By Ramona Wadi
The International Criminal Court (ICC) is back on the scene, with more evidence that it gives Israel the benefit of the doubt. ICC Chief Prosecutor Fatou Bensouda’s statement last Sunday indicated that her office has monitored the demonstrations in Gaza which have resulted in Israel killing over 30 Palestinians and wounding more than 2,000 others.
However, Bensouda’s cautious tone was obvious:
“Violence against civilians – in a situation such as the one prevailing in Gaza – could constitute crimes under the Rome Statute of the International Criminal Court.”
Giving Israel the benefit of the doubt, she added that the preliminary examination being conducted by her office “is not an investigation” and emphasized that the ICC will “continue to closely watch the situation and will record any instance of incitement or resort to unlawful force.”
There is little doubt that the ICC, like other international institutions, is competent in recording human rights violations. This is, after all, their lifeline. What happens with the evidence is another story, though, and one that has been repeated to the point of perfection.
Besides Israel’s refusal to allow proper investigations to take place, there is also the context of the organizations themselves and their dependence upon the violation of human rights, which has created a vile cycle of abuse to the point of rendering humanity subjugated to the organizations’ bestowal of impunity upon the perpetrators.
On Monday, Likud Spokesman Eli Hazan declared on a television program that all 30,000 Palestinians demonstrating are legitimate targets for Israeli snipers on the borders. The statement is evidence of premeditated intent to murder and injure Palestinians who are within their right to reclaim their return to historic Palestine.

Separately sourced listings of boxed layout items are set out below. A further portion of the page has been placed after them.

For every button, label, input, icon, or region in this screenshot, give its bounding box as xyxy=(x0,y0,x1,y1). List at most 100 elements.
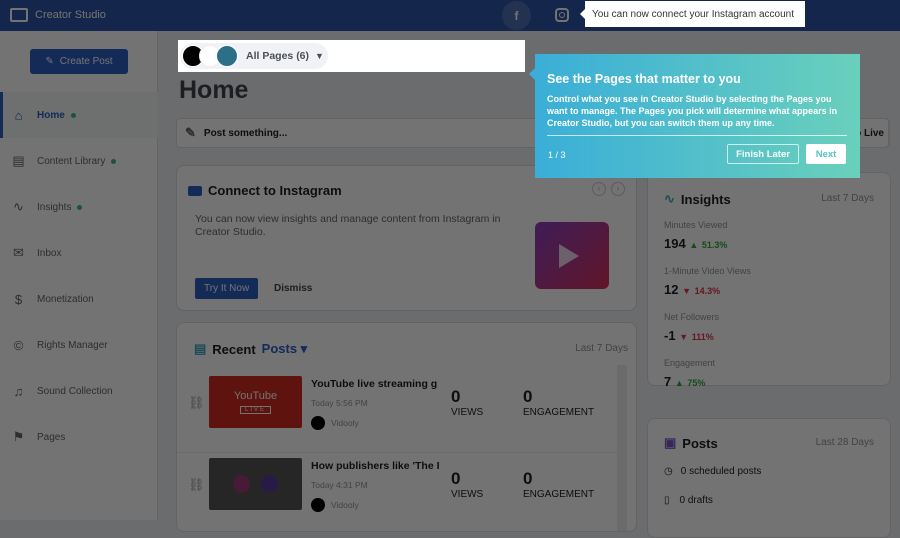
edit-icon: ✎ xyxy=(45,56,54,67)
insights-card: ∿ Insights Last 7 Days Minutes Viewed 194… xyxy=(647,172,891,389)
metric-change: 14.3% xyxy=(694,286,721,296)
views-stat: 0 VIEWS xyxy=(451,387,483,418)
page-name: Vidooly xyxy=(331,500,359,510)
chevron-down-icon: ▼ xyxy=(315,51,324,61)
engagement-label: ENGAGEMENT xyxy=(523,489,595,500)
post-time: Today 5:56 PM xyxy=(311,398,368,408)
insight-metric: Engagement 7 ▲ 75% xyxy=(664,358,715,389)
instagram-icon[interactable] xyxy=(555,8,569,22)
post-title[interactable]: How publishers like 'The I xyxy=(311,460,441,472)
try-it-now-button[interactable]: Try It Now xyxy=(195,278,259,299)
create-post-button[interactable]: ✎ Create Post xyxy=(30,49,128,74)
content-library-icon: ▤ xyxy=(12,153,25,168)
home-icon: ⌂ xyxy=(14,107,23,123)
sidebar-item-label: Content Library xyxy=(37,155,106,167)
drafts[interactable]: ▯ 0 drafts xyxy=(664,495,713,506)
arrow-down-icon: ▼ xyxy=(679,332,689,342)
rights-manager-icon: © xyxy=(13,337,24,353)
posts-range: Last 28 Days xyxy=(815,437,874,448)
recent-range: Last 7 Days xyxy=(575,343,628,354)
post-thumbnail[interactable] xyxy=(209,458,302,510)
sidebar-item-label: Inbox xyxy=(37,247,62,259)
post-time: Today 4:31 PM xyxy=(311,480,368,490)
sidebar-item-label: Monetization xyxy=(37,293,94,305)
insights-chart-icon: ∿ xyxy=(664,191,675,206)
views-label: VIEWS xyxy=(451,407,484,418)
sidebar-item-label: Rights Manager xyxy=(37,339,108,351)
drafts-label: 0 drafts xyxy=(679,495,713,506)
engagement-label: ENGAGEMENT xyxy=(523,407,595,418)
post-title[interactable]: YouTube live streaming g xyxy=(311,378,441,390)
next-button[interactable]: Next xyxy=(806,144,846,164)
document-icon: ▯ xyxy=(664,495,670,506)
video-icon xyxy=(188,185,202,196)
prev-arrow-icon[interactable]: ‹ xyxy=(592,182,606,196)
sidebar-item-pages[interactable]: ⚑ Pages xyxy=(0,414,158,460)
sidebar-item-home[interactable]: ⌂ Home xyxy=(0,92,158,138)
sidebar-item-rights-manager[interactable]: © Rights Manager xyxy=(0,322,158,368)
link-icon: ⛓ xyxy=(188,477,205,492)
page-selector-label: All Pages (6) xyxy=(246,50,310,62)
metric-label: 1-Minute Video Views xyxy=(664,266,751,276)
insights-title: Insights xyxy=(680,191,731,207)
page-selector-dropdown[interactable]: All Pages (6) ▼ xyxy=(180,43,328,69)
monetization-icon: $ xyxy=(14,291,23,307)
page-avatar xyxy=(216,45,238,67)
metric-label: Engagement xyxy=(664,358,716,368)
onboarding-tour-popover: See the Pages that matter to you Control… xyxy=(529,54,860,178)
page-avatar xyxy=(311,498,325,512)
posts-title: Posts xyxy=(682,435,718,451)
views-value: 0 xyxy=(451,469,461,488)
card-title: Connect to Instagram xyxy=(208,183,342,198)
thumb-badge: LIVE xyxy=(239,406,271,414)
connect-instagram-card: Connect to Instagram ‹ › You can now vie… xyxy=(176,165,637,311)
page-avatar xyxy=(311,416,325,430)
tour-title: See the Pages that matter to you xyxy=(547,72,741,86)
sidebar-item-label: Sound Collection xyxy=(37,385,113,397)
facebook-icon[interactable]: f xyxy=(502,1,531,30)
instagram-tooltip: You can now connect your Instagram accou… xyxy=(580,1,805,27)
notification-dot xyxy=(70,112,76,118)
post-thumbnail[interactable]: YouTube LIVE xyxy=(209,376,302,428)
next-arrow-icon[interactable]: › xyxy=(611,182,625,196)
sidebar-item-inbox[interactable]: ✉ Inbox xyxy=(0,230,158,276)
scheduled-label: 0 scheduled posts xyxy=(680,466,762,477)
create-post-label: Create Post xyxy=(59,56,113,67)
insights-icon: ∿ xyxy=(13,199,24,214)
views-label: VIEWS xyxy=(451,489,484,500)
sidebar-item-label: Insights xyxy=(37,201,72,213)
link-icon: ⛓ xyxy=(188,395,205,410)
metric-label: Minutes Viewed xyxy=(664,220,728,230)
sidebar-item-insights[interactable]: ∿ Insights xyxy=(0,184,158,230)
scrollbar[interactable] xyxy=(617,365,627,531)
metric-value: 7 xyxy=(664,374,672,389)
recent-filter-dropdown[interactable]: Posts ▾ xyxy=(262,341,308,357)
recent-post-row[interactable]: ⛓ How publishers like 'The I Today 4:31 … xyxy=(177,455,617,531)
metric-label: Net Followers xyxy=(664,312,720,322)
filter-label: Posts xyxy=(261,341,298,356)
sidebar-item-sound-collection[interactable]: ♫ Sound Collection xyxy=(0,368,158,414)
app-title: Creator Studio xyxy=(35,9,106,21)
posts-stack-icon: ▤ xyxy=(194,341,207,356)
views-value: 0 xyxy=(451,387,461,406)
divider xyxy=(547,135,847,136)
recent-post-row[interactable]: ⛓ YouTube LIVE YouTube live streaming g To… xyxy=(177,373,617,453)
metric-value: 12 xyxy=(664,282,679,297)
dismiss-button[interactable]: Dismiss xyxy=(274,283,312,294)
edit-icon: ✎ xyxy=(185,125,196,140)
pages-icon: ⚑ xyxy=(12,429,25,444)
metric-change: 51.3% xyxy=(701,240,728,250)
insight-metric: 1-Minute Video Views 12 ▼ 14.3% xyxy=(664,266,751,297)
arrow-up-icon: ▲ xyxy=(674,378,684,388)
instagram-video-illustration-icon xyxy=(535,222,609,289)
insight-metric: Net Followers -1 ▼ 111% xyxy=(664,312,719,343)
recent-posts-card: ▤ Recent Posts ▾ Last 7 Days ⛓ YouTube LIVE … xyxy=(176,322,637,532)
sidebar-item-label: Pages xyxy=(37,431,66,443)
sidebar-item-monetization[interactable]: $ Monetization xyxy=(0,276,158,322)
insight-metric: Minutes Viewed 194 ▲ 51.3% xyxy=(664,220,727,251)
sidebar-item-content-library[interactable]: ▤ Content Library xyxy=(0,138,158,184)
finish-later-button[interactable]: Finish Later xyxy=(727,144,799,164)
page-selector-highlight: All Pages (6) ▼ xyxy=(178,40,525,72)
scheduled-posts[interactable]: ◷ 0 scheduled posts xyxy=(664,466,761,477)
metric-change: 111% xyxy=(691,332,714,342)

According to the Jerusalem Post, Israeli Defence Minister Avigdor Lieberman has also called for human rights group B’Tselem to be investigated for calling upon soldiers to disobey illegal government orders to fire on Palestinian protesters.
Like other shows of violence which put Israel under the spotlight and trigger a wave of support for Palestinians — that usually dwindles until the next planned aggression — the Great March of Return’s intent has been obscured by Israel’s appropriation of terminology to legitimize its theft of Palestinian territory. Hence, the emphasis upon “borders”, which in turn elicits rhetoric such as “both sides” in official comments; both examples are used as foundations for mainstream media
Taking such wilfully inaccurate simplifications further, there is another discrepancy which provides Israel with the impunity it needs to sustain its colonial existence and violence. The reliance upon “context” is becoming a dangerous precedent for Palestinians as the larger framework of colonialism is eliminated from the context of the violence meted out by Israel. All the ICC referred to, for example, was the “violence and deteriorating situation in the Gaza Strip.”
The Great March of Return is a direct result of the context in which Palestinians find themselves, which started with the colonization of Palestine back in 1948 and even earlier. For convenience, as well as the perpetual perpetration of human rights violations, international institutions have enshrined their preference for ignoring and obliterating the core of the context — the creation of Israel on Palestinian territory — and influenced the world to think in the same terms.
This has gone as far as a rethinking of support for Palestine, which at times fragments the struggle, with a corresponding negative effect on the ultimate aim of fulfilling the legitimate right of return. The current Israeli violence is but a part of a long colonial process which has created its own shameful history of such atrocities. That is the real context of the “violence and deteriorating situation in the Gaza Strip.” We need to challenge the ICC on this.